The auxin class of phytohormones orchestrates essential developmental processes, from embryogenesis to tropic responses^[45]. IAA, the primary active auxin synthesized in apical meristems, regulates stem elongation in various species, including Narcissus pseudonarcissus and Paeonia suffruticosa^[46]. Although exogenous IAA accelerates bolting in Lactuca sativa^[47], the metabolomic analysis of C. miniata in this study identified two distinct auxin derivatives as the key scape elongation regulators: MEIAA and IAA-Asp. These findings revealed species-specific adaptations in auxin-mediated growth regulation while maintaining the conserved role of hormones in developmental control.

Systematic dose-response experiments were conducted, applying 50–200 mg/L IAA. Specifically, the 150 mg/L IAA treatment proved most effective in promoting early inflorescence emergence. In contrast, control plants exhibited a delay in scape emergence of approximately 1 month compared with the plants in the treatment groups. Although the 50 mg/L IAA treatment yielded emergence rates equivalent to those of the controls (100%), all treatment concentrations accelerated anthesis. The 100 mg/L IAA treatment had the most pronounced effect, advancing anthesis by 34 d. These results establish a concentration-dependent function of exogenous IAA in regulating the anthesis time of C. miniata. The findings can significantly enhance the understanding of auxin-mediated flowering control, particularly in monocot species.

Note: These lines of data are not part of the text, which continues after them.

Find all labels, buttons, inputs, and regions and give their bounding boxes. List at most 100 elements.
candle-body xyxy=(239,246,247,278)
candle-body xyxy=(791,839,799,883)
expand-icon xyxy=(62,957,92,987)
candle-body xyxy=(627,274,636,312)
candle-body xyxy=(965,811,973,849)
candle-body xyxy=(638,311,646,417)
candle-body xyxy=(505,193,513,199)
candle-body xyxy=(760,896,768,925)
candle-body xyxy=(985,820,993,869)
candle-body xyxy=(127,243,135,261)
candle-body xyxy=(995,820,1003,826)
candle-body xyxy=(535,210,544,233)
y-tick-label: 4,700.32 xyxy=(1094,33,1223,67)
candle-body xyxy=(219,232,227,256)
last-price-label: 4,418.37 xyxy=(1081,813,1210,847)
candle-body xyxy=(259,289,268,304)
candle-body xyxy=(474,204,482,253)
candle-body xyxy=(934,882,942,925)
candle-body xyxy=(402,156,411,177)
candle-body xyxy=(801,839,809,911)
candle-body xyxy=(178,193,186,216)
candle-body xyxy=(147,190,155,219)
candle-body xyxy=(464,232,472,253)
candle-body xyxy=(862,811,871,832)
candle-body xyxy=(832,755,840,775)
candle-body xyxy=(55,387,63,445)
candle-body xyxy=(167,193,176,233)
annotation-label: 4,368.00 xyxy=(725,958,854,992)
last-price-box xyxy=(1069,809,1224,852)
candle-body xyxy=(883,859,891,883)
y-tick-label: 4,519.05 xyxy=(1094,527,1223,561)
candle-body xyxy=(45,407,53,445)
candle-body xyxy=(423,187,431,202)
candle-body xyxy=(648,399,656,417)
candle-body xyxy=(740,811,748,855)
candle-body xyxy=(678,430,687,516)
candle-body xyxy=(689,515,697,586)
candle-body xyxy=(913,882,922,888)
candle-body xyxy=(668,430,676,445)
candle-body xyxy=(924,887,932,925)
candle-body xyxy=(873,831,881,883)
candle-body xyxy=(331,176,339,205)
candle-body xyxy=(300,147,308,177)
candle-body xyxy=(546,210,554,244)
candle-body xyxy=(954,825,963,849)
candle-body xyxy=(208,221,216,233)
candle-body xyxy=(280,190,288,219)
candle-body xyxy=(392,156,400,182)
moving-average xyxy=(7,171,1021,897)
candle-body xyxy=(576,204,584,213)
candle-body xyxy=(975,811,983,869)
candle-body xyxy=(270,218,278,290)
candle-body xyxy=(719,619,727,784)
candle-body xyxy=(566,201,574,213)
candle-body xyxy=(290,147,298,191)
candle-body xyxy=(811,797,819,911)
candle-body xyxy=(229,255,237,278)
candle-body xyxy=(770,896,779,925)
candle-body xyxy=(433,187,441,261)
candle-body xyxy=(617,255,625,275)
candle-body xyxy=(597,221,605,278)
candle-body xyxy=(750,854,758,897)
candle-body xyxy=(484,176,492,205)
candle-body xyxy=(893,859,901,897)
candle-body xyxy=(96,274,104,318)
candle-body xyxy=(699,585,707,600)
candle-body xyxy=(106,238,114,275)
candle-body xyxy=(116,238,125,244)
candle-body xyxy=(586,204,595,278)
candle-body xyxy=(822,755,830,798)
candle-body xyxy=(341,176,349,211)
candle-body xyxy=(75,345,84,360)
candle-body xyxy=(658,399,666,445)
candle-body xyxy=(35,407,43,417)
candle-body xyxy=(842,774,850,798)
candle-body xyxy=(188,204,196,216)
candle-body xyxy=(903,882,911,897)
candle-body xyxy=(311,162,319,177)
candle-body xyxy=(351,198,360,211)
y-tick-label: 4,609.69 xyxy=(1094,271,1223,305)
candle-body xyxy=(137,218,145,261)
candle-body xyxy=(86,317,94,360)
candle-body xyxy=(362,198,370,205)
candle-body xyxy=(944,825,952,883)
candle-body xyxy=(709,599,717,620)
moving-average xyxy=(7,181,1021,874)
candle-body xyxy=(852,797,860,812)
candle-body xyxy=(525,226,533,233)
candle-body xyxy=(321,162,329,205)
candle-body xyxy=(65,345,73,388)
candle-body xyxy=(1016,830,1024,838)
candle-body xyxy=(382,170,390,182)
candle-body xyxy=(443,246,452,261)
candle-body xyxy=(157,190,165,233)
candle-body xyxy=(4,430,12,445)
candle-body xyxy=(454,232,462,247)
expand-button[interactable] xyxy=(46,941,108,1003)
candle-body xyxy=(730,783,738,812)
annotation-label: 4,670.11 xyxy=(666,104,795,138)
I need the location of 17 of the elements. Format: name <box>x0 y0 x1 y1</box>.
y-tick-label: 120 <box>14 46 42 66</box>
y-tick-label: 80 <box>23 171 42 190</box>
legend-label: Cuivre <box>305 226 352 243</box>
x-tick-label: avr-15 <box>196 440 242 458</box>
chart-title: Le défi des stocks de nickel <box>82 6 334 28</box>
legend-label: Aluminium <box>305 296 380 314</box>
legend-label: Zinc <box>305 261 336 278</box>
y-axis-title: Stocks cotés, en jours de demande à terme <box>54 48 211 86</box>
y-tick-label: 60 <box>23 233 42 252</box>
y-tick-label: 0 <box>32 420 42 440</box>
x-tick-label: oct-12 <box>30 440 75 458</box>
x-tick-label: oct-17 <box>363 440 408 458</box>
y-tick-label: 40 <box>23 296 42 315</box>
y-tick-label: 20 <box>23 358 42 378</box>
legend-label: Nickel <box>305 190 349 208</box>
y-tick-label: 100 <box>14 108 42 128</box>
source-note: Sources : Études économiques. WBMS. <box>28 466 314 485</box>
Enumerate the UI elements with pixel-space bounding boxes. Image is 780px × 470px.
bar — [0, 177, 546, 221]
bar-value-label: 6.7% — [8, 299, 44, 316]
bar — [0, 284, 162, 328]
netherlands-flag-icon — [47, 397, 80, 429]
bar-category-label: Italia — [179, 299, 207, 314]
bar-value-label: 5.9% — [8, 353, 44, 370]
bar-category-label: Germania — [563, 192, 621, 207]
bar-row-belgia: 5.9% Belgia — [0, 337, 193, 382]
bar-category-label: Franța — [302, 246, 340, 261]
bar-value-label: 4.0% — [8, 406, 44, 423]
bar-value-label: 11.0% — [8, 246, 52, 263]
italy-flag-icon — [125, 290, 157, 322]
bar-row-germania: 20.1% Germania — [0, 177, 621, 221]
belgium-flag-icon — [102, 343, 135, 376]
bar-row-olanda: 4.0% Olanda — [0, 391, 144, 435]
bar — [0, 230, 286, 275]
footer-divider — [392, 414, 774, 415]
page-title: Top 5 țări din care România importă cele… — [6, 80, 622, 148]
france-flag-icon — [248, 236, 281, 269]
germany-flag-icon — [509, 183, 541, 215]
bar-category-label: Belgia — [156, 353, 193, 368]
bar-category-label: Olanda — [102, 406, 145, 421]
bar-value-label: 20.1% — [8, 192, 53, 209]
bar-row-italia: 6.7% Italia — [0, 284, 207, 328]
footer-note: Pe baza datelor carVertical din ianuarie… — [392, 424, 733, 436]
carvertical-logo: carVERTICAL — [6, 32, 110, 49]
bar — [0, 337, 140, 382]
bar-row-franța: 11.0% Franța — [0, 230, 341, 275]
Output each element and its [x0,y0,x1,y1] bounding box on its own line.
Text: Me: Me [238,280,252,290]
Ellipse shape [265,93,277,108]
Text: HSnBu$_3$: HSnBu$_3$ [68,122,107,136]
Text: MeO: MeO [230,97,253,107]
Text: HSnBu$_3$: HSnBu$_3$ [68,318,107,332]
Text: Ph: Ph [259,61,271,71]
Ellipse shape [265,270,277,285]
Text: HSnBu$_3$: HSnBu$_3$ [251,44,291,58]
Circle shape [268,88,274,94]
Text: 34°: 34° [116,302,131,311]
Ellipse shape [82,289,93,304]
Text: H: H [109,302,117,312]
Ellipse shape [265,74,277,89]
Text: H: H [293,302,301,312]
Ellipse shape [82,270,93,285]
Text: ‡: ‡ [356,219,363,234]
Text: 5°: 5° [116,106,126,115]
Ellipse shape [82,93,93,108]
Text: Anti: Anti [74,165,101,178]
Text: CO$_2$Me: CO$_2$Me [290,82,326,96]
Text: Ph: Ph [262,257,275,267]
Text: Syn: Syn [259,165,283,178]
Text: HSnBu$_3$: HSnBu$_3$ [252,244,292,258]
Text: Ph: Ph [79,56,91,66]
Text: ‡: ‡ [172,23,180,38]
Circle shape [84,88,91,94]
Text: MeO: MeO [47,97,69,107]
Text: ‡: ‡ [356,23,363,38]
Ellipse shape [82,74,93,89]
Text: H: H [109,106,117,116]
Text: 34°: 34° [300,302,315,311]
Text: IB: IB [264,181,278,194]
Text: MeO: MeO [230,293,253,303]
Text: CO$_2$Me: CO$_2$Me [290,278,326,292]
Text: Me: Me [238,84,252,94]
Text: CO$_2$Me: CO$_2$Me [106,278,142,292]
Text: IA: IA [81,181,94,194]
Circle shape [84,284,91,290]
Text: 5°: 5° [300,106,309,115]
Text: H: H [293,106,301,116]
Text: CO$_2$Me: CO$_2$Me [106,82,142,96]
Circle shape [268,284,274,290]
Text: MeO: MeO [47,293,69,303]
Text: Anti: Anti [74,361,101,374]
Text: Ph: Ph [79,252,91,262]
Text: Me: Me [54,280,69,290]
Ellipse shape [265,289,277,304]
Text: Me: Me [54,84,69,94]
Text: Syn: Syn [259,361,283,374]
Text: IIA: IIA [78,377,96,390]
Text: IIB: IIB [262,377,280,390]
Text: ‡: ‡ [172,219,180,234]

In A. thaliana, the auxin signaling pathway is regulated by the TIR1/AFB receptor family. This family facilitates the ubiquitin-dependent degradation of Aux/IAA repressors, thereby initiating the subsequent activation of ARF transcription factors^[48−49]. Once activated, the ARFs regulate the expression of auxin-responsive genes, including members of the Aux/IAA and GH3 families as their transcriptional targets^[50]. Similarly, in L. sativa, several ARF homologs, such as LsARF2, LsARF3, and LsARF8a, mediate auxin responses^[51,52]. This conservation of the auxin signaling pathway across various plant species underscores its fundamental significance in plant biology. The present study on auxin signaling in C. miniata revealed that IAA upregulated AUX/IAA10 expression. Additionally, the exogenous application of 50 and 150 mg/L IAA led to increased expression of multiple CmARF genes (CmARF1, CmARF4, CmARF11, and CmARF18) in scape tissues. These results suggest a role of the components of the auxin signaling pathway in regulating scape elongation. Thus, IAA likely promotes stem growth by activating the transcription of key signaling components.

This study comprehensively elucidated the regulatory mechanisms underlying scape elongation and anthesis in C. miniata. By systematically analyzing four developmental stages, the study revealed that scape elongation is a pivotal determinant of anthesis timing, operating independently of flower bud differentiation. The histological analysis clearly linked cellular elongation to scape growth. The metabolomic profiling in this study identified 52 differentially expressed hormones, including 20 conserved regulators such as JAs, auxins, GAs, CKs, and SAs, which together formed a complex regulatory network. The consistent expression of L-Phe throughout development and the identification of IAA-Asp as a central hub in the network underscored their crucial regulatory roles. Functional experiments demonstrated that GA₃ promoted scape emergence and anthesis in a dose-dependent manner. This effect was corroborated by the upregulation of GID1, a key component of the GA signaling pathway. Moreover, the present study revealed that auxin exerted concentration-specific effects on scape development by regulating AUX/IAA10 and ARF genes' expression. Collectively, these findings significantly enhance our understanding of scape development. They also provide a solid framework for future mechanistic studies and offer valuable insights for horticultural strategies to precisely control the time of anthesis.